Beberapa raja Rote yang terekam dalam sejarah adalah raja Tou Dengga Lilok. Moyang Tou Dengga Lilok berasal dari Bula Kay, dengan urutan keturunan: Bula Kay memperanakan Loma Bula, Loma Bula memperanakan Ou Loma, Ou Loma memperanakan Kadau Ou, Kadau Ou memperanakan Kasu Kadau, Kasu Kadau memperanakan Doitama Kasu, Doitama Kasu memperanakan Tou Dengga Lilok.

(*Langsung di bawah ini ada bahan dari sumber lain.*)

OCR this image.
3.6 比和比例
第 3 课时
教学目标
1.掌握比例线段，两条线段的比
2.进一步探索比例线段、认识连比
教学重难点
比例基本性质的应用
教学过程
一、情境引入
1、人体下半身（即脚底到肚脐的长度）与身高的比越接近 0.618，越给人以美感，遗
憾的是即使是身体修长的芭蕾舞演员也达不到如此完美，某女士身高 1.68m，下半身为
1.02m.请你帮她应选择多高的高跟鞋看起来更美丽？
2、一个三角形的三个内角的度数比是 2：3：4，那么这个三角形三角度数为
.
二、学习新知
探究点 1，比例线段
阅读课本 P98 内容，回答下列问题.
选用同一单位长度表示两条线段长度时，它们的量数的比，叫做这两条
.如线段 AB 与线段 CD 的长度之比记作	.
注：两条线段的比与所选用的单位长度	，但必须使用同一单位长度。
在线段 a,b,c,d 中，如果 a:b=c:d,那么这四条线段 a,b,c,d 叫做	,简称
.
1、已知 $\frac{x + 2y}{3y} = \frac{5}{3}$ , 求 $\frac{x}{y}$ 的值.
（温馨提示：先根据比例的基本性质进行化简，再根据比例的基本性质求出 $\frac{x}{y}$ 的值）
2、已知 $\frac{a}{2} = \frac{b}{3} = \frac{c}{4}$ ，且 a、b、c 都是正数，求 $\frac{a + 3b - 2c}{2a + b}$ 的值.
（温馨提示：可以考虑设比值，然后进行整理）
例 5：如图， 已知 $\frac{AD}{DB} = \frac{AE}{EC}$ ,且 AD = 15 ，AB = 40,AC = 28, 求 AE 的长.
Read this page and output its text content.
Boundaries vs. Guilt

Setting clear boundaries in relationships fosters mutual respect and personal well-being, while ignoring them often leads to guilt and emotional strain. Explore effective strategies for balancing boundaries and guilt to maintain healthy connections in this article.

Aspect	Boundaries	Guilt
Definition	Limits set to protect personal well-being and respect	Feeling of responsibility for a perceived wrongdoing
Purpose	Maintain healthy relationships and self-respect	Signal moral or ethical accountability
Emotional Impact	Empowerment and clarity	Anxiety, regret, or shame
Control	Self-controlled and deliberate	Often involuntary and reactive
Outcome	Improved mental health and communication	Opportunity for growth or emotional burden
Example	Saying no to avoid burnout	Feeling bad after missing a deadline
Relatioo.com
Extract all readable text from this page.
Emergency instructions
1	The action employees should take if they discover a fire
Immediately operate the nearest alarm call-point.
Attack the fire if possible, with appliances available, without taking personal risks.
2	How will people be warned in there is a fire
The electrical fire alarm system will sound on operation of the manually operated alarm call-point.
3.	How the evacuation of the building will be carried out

Tou Dengga Lilok dinobatkan sebagai Raja Baa dan kekuasaannya meliputi Rote Baa pada zaman penjajahan Portugis dan kolonial Belanda.Tou Dengga Lilok memperanakkan Nduk dan Bulakh. Dari keturunan Nduk inilah maka muncul marga-marga suku Ene, diantaranya Panie, Dae Panie, Fola Panie, Foeh, Detaq, dll.